Chapter 5

1.8K 31 0
                                    

Today was the closing interview of the BDSM segment. Crystal's son was set to be interviewed. That was why I was up early and in the station, finalising and proofing the questions. I usually didn't listen in on the segments, unless there was a problem. Instead, I usually spent that time going over ratings, planning future ideas and doing recruitment of both listeners and staff. 

But these last weeks had been different. I'd listened to both Sam and Danny talk about being submissives. They'd both done so flawlessly that Crystals' son, who I still only knew as J, emailed me to compliment, saying they'd spoken eloquently. 

And they had. Sam had spoken so passionately, reminds me why she was my best friend. Her words, praising the lifestyle as a release from the pressures of every day society, had almost made me want to go to a club that very night. But not quite. Regardless, I'd been so proud of her. She'd spoken about how backwards it is that feminism is so against the lifestyle. It wasn't about women being beaten into submission by men. It was about sexual release and a freely given power exchange.  That was a far cry from a man abusing his power, size and station over a woman. She'd compared the way feminists shame submissives to the way society shamed woman as whole, the entire backwards situation of it. Women were simultaneously sex objects but constantly told to cover up. 

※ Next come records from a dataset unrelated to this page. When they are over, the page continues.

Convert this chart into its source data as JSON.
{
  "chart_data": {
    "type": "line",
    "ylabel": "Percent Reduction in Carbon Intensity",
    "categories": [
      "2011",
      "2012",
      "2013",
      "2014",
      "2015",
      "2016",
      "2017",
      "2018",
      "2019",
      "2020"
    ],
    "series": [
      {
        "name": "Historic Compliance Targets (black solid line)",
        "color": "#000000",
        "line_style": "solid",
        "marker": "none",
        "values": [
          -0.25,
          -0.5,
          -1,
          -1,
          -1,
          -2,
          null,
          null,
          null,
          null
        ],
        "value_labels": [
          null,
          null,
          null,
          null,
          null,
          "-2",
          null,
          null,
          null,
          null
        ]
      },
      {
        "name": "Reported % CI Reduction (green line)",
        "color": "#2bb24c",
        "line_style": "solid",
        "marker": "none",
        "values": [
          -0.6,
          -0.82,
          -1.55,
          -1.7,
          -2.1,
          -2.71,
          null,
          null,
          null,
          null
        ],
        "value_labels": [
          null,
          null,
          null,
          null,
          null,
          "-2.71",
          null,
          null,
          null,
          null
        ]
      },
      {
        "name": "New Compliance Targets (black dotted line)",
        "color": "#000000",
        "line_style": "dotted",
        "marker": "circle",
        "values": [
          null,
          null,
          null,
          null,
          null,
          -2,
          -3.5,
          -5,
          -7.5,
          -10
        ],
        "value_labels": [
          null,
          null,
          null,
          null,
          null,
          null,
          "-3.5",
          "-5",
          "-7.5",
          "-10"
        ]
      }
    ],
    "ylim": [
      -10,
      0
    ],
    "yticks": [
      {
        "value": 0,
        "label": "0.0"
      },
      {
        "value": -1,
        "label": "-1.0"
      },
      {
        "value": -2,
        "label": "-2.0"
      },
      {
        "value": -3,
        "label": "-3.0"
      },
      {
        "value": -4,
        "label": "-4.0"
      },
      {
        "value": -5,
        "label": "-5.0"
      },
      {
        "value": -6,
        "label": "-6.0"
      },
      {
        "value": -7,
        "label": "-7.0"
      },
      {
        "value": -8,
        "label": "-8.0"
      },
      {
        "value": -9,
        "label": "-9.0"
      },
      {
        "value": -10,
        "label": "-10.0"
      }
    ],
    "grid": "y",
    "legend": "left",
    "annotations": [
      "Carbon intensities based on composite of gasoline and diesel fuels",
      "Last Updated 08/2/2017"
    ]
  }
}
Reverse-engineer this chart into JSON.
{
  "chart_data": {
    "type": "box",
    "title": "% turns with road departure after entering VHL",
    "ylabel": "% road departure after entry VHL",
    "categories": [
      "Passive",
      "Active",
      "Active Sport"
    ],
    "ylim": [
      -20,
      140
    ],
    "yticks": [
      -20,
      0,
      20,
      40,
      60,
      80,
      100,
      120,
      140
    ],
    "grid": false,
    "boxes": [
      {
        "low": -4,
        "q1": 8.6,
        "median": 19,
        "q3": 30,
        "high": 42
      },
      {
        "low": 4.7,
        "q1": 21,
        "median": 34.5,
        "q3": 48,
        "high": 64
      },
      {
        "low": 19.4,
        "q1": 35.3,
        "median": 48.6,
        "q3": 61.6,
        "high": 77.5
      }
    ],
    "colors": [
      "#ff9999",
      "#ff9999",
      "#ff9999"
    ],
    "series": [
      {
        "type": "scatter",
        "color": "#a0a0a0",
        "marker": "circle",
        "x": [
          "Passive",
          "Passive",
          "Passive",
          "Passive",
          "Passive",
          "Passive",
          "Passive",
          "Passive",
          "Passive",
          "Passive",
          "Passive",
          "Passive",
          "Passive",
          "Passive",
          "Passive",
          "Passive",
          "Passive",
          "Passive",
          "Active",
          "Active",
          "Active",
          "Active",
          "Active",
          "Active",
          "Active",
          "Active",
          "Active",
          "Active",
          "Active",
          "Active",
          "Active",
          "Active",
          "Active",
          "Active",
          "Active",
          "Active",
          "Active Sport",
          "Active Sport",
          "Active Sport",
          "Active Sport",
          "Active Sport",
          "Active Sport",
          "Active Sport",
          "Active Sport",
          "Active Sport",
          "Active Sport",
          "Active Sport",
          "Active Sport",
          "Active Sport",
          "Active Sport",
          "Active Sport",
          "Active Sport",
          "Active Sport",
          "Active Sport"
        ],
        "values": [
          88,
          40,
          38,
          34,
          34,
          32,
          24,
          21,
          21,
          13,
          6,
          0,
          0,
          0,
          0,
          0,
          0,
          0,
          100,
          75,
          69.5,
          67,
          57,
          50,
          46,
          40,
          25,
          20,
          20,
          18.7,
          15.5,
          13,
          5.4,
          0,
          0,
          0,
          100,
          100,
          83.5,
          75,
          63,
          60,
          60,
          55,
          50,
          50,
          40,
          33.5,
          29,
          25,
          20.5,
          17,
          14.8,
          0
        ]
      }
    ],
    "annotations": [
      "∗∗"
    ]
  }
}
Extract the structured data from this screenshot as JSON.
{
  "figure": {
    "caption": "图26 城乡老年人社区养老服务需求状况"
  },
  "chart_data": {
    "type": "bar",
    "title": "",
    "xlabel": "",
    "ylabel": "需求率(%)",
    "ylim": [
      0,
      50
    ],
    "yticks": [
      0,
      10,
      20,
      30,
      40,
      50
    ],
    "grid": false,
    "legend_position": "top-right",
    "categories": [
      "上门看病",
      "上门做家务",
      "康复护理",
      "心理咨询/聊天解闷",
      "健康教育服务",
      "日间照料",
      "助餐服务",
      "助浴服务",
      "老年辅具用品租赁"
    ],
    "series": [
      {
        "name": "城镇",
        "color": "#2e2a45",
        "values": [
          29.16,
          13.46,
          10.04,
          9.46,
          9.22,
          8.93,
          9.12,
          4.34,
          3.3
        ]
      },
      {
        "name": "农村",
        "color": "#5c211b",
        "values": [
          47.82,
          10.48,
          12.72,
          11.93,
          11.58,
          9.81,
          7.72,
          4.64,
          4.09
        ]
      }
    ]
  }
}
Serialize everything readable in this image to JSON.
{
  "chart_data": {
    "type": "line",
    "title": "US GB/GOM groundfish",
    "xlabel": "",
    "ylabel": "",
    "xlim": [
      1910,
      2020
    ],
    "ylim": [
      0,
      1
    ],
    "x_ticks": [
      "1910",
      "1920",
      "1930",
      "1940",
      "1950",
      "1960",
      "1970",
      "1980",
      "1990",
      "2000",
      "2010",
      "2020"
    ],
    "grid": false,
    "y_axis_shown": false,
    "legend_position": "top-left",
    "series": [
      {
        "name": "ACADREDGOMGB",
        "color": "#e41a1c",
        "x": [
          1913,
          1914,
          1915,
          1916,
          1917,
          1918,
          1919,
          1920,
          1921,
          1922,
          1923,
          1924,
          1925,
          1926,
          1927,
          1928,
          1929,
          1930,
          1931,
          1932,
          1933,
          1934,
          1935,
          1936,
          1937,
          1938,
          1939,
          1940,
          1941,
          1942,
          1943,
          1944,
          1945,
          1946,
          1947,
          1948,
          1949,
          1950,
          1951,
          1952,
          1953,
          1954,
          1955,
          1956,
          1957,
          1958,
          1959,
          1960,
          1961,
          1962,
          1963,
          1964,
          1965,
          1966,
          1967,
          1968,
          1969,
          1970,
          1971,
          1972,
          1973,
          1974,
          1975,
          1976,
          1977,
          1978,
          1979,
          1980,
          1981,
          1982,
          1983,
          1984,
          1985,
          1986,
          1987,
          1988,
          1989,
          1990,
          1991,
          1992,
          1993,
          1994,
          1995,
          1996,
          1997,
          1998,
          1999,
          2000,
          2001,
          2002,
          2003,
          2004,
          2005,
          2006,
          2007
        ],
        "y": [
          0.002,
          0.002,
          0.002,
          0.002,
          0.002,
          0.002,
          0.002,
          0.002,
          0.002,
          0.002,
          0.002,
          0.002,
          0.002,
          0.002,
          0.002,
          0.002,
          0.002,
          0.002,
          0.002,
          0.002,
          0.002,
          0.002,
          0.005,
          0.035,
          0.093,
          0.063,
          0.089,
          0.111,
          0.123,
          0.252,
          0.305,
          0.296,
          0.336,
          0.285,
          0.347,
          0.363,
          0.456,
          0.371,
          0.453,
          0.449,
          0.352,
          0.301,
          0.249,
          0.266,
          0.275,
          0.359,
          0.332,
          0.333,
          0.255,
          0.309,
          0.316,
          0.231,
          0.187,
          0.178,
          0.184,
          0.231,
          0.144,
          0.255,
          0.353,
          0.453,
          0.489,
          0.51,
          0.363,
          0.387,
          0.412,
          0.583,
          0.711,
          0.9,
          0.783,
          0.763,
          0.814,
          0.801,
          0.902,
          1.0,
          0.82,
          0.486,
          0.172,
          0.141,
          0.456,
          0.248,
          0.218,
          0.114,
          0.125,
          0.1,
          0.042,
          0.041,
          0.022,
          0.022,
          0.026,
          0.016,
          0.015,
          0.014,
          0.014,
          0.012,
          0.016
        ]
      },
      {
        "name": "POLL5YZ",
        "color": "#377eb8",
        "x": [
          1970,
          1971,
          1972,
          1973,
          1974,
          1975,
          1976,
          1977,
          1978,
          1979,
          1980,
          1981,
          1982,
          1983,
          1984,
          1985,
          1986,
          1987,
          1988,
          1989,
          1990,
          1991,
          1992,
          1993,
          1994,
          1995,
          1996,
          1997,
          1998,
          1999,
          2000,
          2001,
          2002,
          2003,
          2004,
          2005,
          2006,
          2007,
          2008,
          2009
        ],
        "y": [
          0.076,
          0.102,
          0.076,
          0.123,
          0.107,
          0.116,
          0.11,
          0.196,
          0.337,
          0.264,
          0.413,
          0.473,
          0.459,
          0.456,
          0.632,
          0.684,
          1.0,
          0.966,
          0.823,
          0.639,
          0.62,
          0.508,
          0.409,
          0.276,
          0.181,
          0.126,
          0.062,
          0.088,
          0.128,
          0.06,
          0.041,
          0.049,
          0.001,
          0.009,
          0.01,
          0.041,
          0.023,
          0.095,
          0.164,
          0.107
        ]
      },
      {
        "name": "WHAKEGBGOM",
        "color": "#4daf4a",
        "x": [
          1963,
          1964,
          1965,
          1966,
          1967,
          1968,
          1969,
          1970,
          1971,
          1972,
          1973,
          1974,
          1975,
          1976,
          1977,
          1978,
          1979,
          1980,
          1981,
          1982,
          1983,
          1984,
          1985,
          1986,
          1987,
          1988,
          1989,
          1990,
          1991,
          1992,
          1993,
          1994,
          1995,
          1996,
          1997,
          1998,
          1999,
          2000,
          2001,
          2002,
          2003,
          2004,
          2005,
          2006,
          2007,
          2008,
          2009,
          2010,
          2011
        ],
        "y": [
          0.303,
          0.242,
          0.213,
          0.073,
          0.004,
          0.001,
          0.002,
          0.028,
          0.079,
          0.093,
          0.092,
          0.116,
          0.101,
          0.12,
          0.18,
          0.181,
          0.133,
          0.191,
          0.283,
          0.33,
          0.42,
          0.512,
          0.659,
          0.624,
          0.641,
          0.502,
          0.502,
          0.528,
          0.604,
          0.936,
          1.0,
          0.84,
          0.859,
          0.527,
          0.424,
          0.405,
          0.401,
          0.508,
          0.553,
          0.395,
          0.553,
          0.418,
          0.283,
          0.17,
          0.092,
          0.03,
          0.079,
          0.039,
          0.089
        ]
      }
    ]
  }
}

The basis of feminism was choice. A woman should be free to choose what she wanted to do. If she wanted to be a stay at home mom but still believed in a woman's equality of worth to a man's, she was a feminist. If a woman didn't want kids and instead wanted to shatter glass ceilings, close the gender pay gap between women of all races and the white men at the top, she was a feminist too. If she wanted to simultaneously do both, she was a feminist. 

It wasn't fair for a feminist to shame another woman for her choices. 

I'd nearly cried happy tears at her speech. I'd never felt more understood. That was why Sam as my best friend and my person. 

But was it fair to call her that when I was still harboring such a secret from her? 

Danny's segment had been less eloquent, he'd been nervous, but had still spoken about the minority of gay men in the lifestyle, both as dominants and submissives. He's spoken about how he'd come out to us and that it had been easier for him coming out as gay than it had as coming out as a submissive. He'd spoken about how he'd found his true place as a submissive, that even just being a gay man he'd still only ever felt like half of his true self, but he'd found his whole self in being a submissive, in giving his power to someone he loved and trusted. 

That had lead to a conversation about contracts and if someone who was capable of whipping another person for pleasure was actually capable of feeling and giving love. It was a ridiculous notion. Of course love could be involved. It didn't have to be, but as Danny so quickly pointed out, love wasn't always involved in vanilla sexual relationships either, the hookup culture and friends with benefits culture proved that. 

Then he'd pointed out that the one thing that was always involved in a BDSM scene that wasn't present in a vanilla sexual encounter was mutual respect. 

Privately, I'd argue that he was wrong. My relationship with Eric had proved that making generalisations such as always was never a good idea. But the reality was that he was mostly right. The conversations leading up to a scene always discussed expectations. Was it a one time hookup, leading to a contract? It was a far cry from a drunken hookup post bar or party. 

It was the first time I'd ever seen Stone without anything witty to say. 

At eight o'clock, I made my way to the viewing room, waiting for J to call in. Crystal had made herself scarce, having no desire to listen to what her son had to say about his lifestyle.